Сердце у неё замечательное: физкультурное, дейнековское, ибо толчки упругие, тыкающиеся в ладонь вязко, вдолгую, от таких вяжет руку, а по ней твоё сердце: хочется подстроиться — а не можешь, потому что у неё сердце капитанское, а у тебя… а у тебя вместо сердца вздорный гоголевский нос, у которого свои предпочтения: если и биться, то никак не под барабаны конвойного взвода с его 120-ю шагами в минуту с одной перебивкой на понуждающий пинок конво… пленного, конечно, пленного, всегда пленного.

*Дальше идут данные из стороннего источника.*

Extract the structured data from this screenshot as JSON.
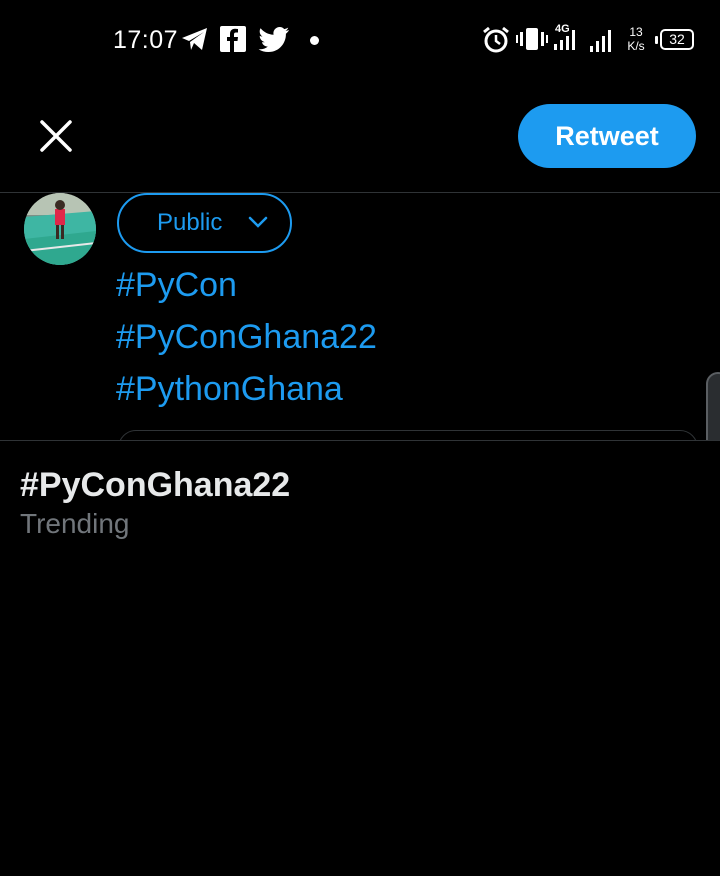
{
  "status_bar": {
    "time": "17:07",
    "notification_icons": [
      "telegram-icon",
      "facebook-icon",
      "twitter-icon",
      "dot-icon"
    ],
    "system_icons": [
      "alarm-icon",
      "vibrate-icon",
      "signal-4g-icon",
      "signal-bars-icon"
    ],
    "network_badge": "4G",
    "speed_value": "13",
    "speed_unit": "K/s",
    "battery": "32"
  },
  "header": {
    "close_icon": "close-icon",
    "retweet_label": "Retweet",
    "accent_color": "#1d9bf0"
  },
  "composer": {
    "avatar_icon": "profile-photo",
    "audience_label": "Public",
    "hashtags": [
      "#PyCon",
      "#PyConGhana22",
      "#PythonGhana"
    ]
  },
  "suggestions": [
    {
      "title": "#PyConGhana22",
      "subtitle": "Trending"
    }
  ]
}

«Капитан, не так ли?» — «Угу. Белый майорский китель обещали дать завтра. А послезавтра грозились покатать на белой коняшке. Теперь не дадут». — «Понимаю. Не сочувствую».

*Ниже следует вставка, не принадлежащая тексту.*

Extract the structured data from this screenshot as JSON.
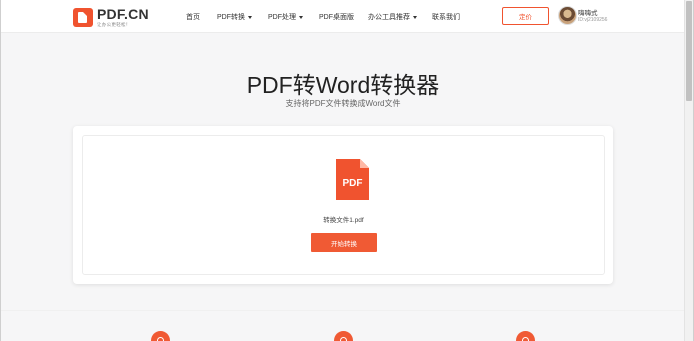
{
  "header": {
    "logo": {
      "name": "PDF.CN",
      "slogan": "让办公更轻松！"
    },
    "nav": [
      {
        "label": "首页",
        "has_dropdown": false
      },
      {
        "label": "PDF转换",
        "has_dropdown": true
      },
      {
        "label": "PDF处理",
        "has_dropdown": true
      },
      {
        "label": "PDF桌面版",
        "has_dropdown": false
      },
      {
        "label": "办公工具推荐",
        "has_dropdown": true
      },
      {
        "label": "联系我们",
        "has_dropdown": false
      }
    ],
    "pricing_label": "定价",
    "user": {
      "name": "嗨嗨式",
      "id": "ID:vj2109256"
    }
  },
  "hero": {
    "title": "PDF转Word转换器",
    "subtitle": "支持将PDF文件转换成Word文件"
  },
  "converter": {
    "file_icon_label": "PDF",
    "file_name": "转换文件1.pdf",
    "convert_button": "开始转换"
  },
  "colors": {
    "accent": "#f05a34",
    "header_bg": "#ffffff",
    "page_bg": "#f6f6f7"
  },
  "icons": [
    "logo-icon",
    "pdf-file-icon",
    "feature-icon"
  ]
}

Даже простились: я взял её под руку и церемонно сделал с ней несколько шажков к двери; «Не спешите, вот так, застенок маленький, ать, два, ать, два. А хотите тур вальса?»; она посмотрела на меня удивлённо-удивлённо, будто только что увидела, — и, пока не открылась дверь, заслонив правой рукой глазок, чмокнула в щёку.
О, после этого чмока всё стало ещё загадочнее.

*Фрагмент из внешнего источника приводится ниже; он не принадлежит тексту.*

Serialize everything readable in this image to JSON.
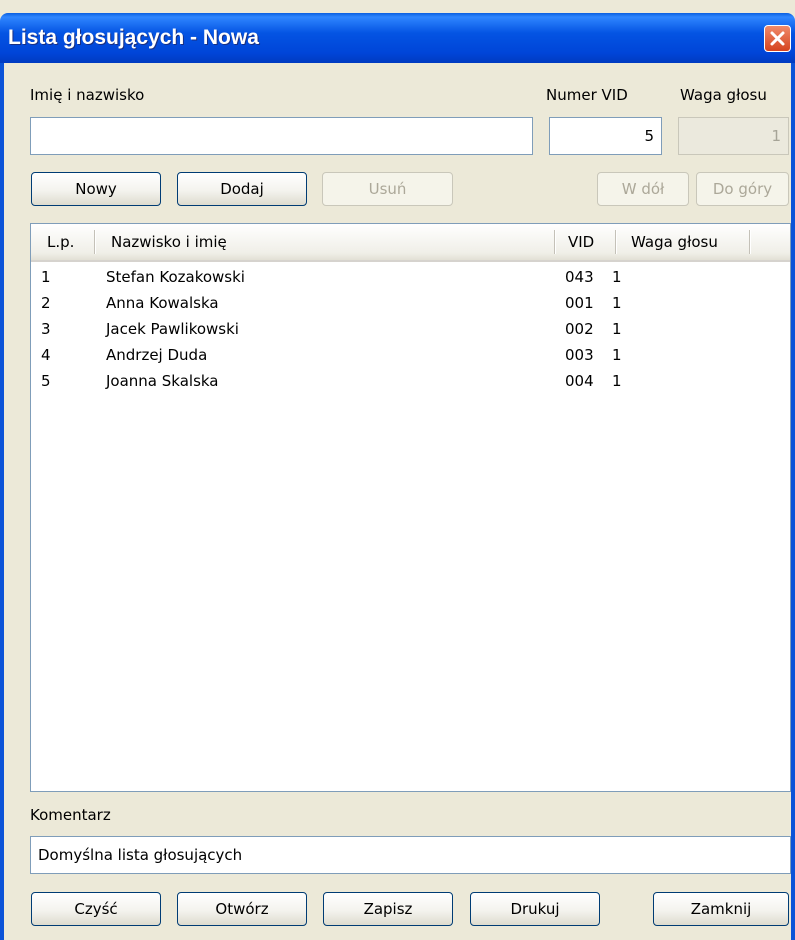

Вероятно, у меня сместились часы, но сместились ли? — нет, заали́сились: оказывается, это не было ночью, это не было рассветом, это был вечер предыдущего дня, который я… что? пропустил? где я был? почему я не помню? А настоящая ночь — вот она: за два часа до рассвета в дверь постучались, постучались (!) и спросили: «Можно?» — «Можно», — ответил я молча, полагая, что это сон. — «К вам гости», — сказали за дверью. — «Хватит церемониться. Вводите гостей. Тари-па-па, тари-тари-тарипа!..»
В дверь впорхнула она: петроводкинка (!).
«Такая сойдёт?» — спросило надзирательское мурло.
Боже мой. Что происходит? «Спокойно, — шепнула она и положила ладони на моё лицо. — Не меняйтесь в лице так быстро. Никому не показывайте свои слабости. Если хотите, ущипните меня за левый сосок». Как? почему? Я положил руки на её плечи: пожимает. «Бывают же случайности?» — «Только в теории. Почему мы шепчемся? Разве это не сон? Разве это не сон?!» — заорал я. — «А что со случайностями происходит на практике?.. Да не кричите вы. Вот моё чуткое ухо, в него, в него, полоумный. Только язык не суйте, щекотно, расхохочусь». Я ущипнул её за левый сосок и прошептал в её чуткое ухо:

Дать человеку грудь, когда на части
энтузиасты рвут Экклезиаста
под лозунгами «Грудь отныне наша»
и «Ты, бесправная трагичная мамаша,
не только кровному с понятием трёхлетке
отдашь последнее — подаришь яйцеклетки
истосковавшемуся без тебя матросу, —
ты общая, вот клич наш — и хаóса», —
движенье не девчонки, но Мадонны,
которую исправно и исконно
с балкона завтра сбросят по ошибке,
и виноватый с доброю улыбкой
штыком укажет в сторону мальчишки:
упал, а выжил, надо же, братишки.
Младенец, вдруг подросший, согласится:
всё потому, что я по отче птица.

«Зачем вы меня ущипнули! — зашипела она. — Вот дур-р-ра-а-ак. Я же расхотела… Только не матросу, а пулемётчику. Впрочем, может, вы и тут угадали, и он флотский пулемётчик… Я вспомнила: когда он спустил галифе, над ними было что-то полосатое! Вот только с балкона меня ещё не роняли. А с вышки, если хотите, могу свалиться, но — с мальчиком, потому что дело горячее, а ограждения хлипкие. Хотите, чтобы я упала :-)?..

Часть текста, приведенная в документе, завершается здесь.